By Daniel Kraker
http://stream.publicbroadcasting.net/production/mp3/knau/local-knau-728441.mp3
Flagstaff, AZ – Host Intro:
When two helicopters collided in mid air over Flagstaff last Sunday, the deafening boom of the crash echoed like a cannon shot across town. It was followed by shock and sorrow. Some of the six victims rescue workers pulled from the burning wreckage were people they knew and worked with. As Arizona Public Radio's Daniel Kraker reports, the crash has raised wider concerns here and elsewhere about the dangers of emergency flights.
In Flagstaff Medical Center's Emergency Department, this is a sound doctors and nurses here quite a bit.
Bring up sound of EMS alert
It means medical transport, this time a helicopter, is on its way.
Some ambi of doc responding to call
(Start sneaking up helicopter sound under this track and actuality) On a typical day about three medical choppers touch down here, ferrying patients from far-flung rural communities, from the Grand Canyon, to Lake Powell, to the Hopi and Navajo reservations. Over the past two decades, it's become a much more common sound. Emergency medical flight hours have doubled in that time nationwide, and the Flagstaff hospital has seen a huge increase as well.
AX1: It's crucial and it does save lives.
That's Bill Ashland, a former flight nurse and now manager of Flagstaff Medical Center's trauma program. He says helicopters have become even more important as small, rural hospitals close emergency rooms and cut expensive, high-tech treatments.

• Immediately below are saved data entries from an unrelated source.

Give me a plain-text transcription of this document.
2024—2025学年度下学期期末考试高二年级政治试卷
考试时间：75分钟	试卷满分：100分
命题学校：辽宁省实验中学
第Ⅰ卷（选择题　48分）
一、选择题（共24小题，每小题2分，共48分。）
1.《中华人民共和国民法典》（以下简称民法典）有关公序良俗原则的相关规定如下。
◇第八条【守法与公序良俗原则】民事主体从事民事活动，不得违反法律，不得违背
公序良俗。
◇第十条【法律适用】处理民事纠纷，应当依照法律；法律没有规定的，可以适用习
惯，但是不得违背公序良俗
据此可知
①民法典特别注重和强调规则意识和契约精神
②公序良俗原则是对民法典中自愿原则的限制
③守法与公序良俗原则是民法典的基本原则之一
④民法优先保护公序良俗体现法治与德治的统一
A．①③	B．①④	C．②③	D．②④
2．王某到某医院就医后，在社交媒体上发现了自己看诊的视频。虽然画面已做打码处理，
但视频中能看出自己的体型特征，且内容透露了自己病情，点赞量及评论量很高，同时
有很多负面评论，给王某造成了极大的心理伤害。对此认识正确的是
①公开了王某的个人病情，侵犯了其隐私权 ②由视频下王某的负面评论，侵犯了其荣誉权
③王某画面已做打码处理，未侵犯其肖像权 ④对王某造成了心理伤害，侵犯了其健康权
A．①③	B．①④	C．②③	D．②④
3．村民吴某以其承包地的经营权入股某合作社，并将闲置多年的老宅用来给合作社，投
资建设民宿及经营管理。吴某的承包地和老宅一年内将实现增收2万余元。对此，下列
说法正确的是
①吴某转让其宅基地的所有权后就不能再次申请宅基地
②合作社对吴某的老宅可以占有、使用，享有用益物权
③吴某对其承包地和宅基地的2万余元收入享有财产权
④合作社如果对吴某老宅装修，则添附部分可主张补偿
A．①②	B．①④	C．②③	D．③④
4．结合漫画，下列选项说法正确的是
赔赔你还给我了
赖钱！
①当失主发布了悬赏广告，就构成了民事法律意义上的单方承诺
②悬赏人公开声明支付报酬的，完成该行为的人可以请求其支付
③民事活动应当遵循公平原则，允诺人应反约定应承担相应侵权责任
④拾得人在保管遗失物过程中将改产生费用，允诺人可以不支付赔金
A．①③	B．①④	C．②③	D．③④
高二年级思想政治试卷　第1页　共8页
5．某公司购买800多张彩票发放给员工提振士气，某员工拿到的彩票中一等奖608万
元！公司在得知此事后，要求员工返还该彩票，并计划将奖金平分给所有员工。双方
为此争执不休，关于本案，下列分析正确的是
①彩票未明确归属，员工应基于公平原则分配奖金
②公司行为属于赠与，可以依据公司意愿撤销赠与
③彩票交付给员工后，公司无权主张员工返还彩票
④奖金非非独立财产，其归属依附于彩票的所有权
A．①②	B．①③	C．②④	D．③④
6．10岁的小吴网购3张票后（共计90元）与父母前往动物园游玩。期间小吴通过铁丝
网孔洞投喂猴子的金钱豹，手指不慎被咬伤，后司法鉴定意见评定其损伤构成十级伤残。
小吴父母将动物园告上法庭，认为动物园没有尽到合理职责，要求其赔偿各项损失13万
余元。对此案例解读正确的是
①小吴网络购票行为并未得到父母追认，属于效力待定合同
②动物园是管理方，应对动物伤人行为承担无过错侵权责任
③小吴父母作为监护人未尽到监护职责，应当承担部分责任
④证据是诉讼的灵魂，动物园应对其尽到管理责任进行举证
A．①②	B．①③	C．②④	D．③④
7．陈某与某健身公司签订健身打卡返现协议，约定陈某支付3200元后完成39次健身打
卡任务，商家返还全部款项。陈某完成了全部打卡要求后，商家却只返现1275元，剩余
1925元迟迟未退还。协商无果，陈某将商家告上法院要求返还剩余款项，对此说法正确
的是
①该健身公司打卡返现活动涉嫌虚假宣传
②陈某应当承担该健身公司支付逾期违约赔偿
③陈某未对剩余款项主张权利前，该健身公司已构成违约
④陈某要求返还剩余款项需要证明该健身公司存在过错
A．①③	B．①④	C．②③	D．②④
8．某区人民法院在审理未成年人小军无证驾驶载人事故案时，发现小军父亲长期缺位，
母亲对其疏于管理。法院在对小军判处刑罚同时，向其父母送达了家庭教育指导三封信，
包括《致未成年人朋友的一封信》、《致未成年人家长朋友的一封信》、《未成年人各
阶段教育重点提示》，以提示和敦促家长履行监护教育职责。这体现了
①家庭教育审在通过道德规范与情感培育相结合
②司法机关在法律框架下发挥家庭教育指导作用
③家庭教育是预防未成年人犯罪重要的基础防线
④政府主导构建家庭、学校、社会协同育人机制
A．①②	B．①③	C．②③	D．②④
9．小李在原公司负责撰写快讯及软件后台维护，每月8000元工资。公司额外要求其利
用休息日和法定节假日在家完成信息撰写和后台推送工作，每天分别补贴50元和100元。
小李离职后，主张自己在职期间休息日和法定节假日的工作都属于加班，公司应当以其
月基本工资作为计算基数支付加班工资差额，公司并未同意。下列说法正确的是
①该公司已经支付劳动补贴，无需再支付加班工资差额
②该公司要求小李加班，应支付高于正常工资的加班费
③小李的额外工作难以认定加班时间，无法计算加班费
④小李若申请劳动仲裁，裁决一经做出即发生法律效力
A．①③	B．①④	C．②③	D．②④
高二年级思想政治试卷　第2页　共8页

AX2: That's why we have trauma centers, in order to get those patients there in a rural area like Northern Arizona it's just prohibitive to load them on an ambulance, on a backboard, with possible neck fractures, internal bleeding
Helicopters are also staffed with medics and nurses with more advanced training than ambulances typically carry.
(fade out helicopter ambi) But as the number of medical helicopters has increased there are now over 800 nationwide so have the number of accidents involving air medical transport. Just two days before the collision over Flagstaff, a medical helicopter crashed near Ash Fork, injuring all three crew members. Nationwide there have now been 10 crashes so far this year, with 16 fatalities. That puts the industry on pace for its deadliest year ever.
AX3: We are extremely concerned with the high number this year particularly of EMS accidents, that we are being required to investigate.
That's National Transportation Safety Board Chairman Mark Rosenker. At a press conference in Flagstaff after the crash, he said the numbers were disturbing, and called on the Federal Aviation Administration to adopt new safety regulations for the fast-growing industry for example more training for dispatchers, and mandating more high tech equipment like night vision goggles.
But critics of the industry say stricter safety measures may not go far enough. Bryan Bledsoe is an emergency physician outside Dallas.
AX4: The medical evidence fails to show really any benefit whatsoever from helicopter transport, granted, there may be a very, very small subset of just extremely ill patients who benefit, but the vast majority of literature shows that these patients would do just as well when transported by ground.
Bledsoe published a study two years ago that found as many as a quarter of patients flown to hospitals have injuries so minor they're not even admitted.
AX5: We've got to get the physicians and paramedics on the scene to really use the helicopters only for those patients where the benefits exceed the risks.
AX6: What we are doing in those cases, is erring on the side of doing what's best for the patient.
Dr. Jeff Daniel is director of EMS services at Flagstaff Medical Center.
AX7: You have to look at it on the front end, on what is the suspicion that we have a patient who's critically injured, regardless of what ultimately happens with that patient.
While the cause of the crash above Flagstaff is still under investigation, what is known is that the Grand Canyon community lost two critical emergency workers. Tom Clausing was a longtime paramedic at the Canyon who died in the collision. Mark Yeston is a Grand Canyon backcountry ranger who knew him well.
AX8: In 26 years that I've been in EMS I've lost a total of now 8 friends and professional colleagues in helicopter crashes. That's a lot.
Yeston says everyone in the industry knows there's risk involved. But the reward, the chance to save lives, he says, is worth it. Still, every time he goes in the air, he says a little prayer before take off, and gives thanks, when the helicopter touches down.
For Arizona Public Radio, I'm Daniel Kraker in Flagstaff.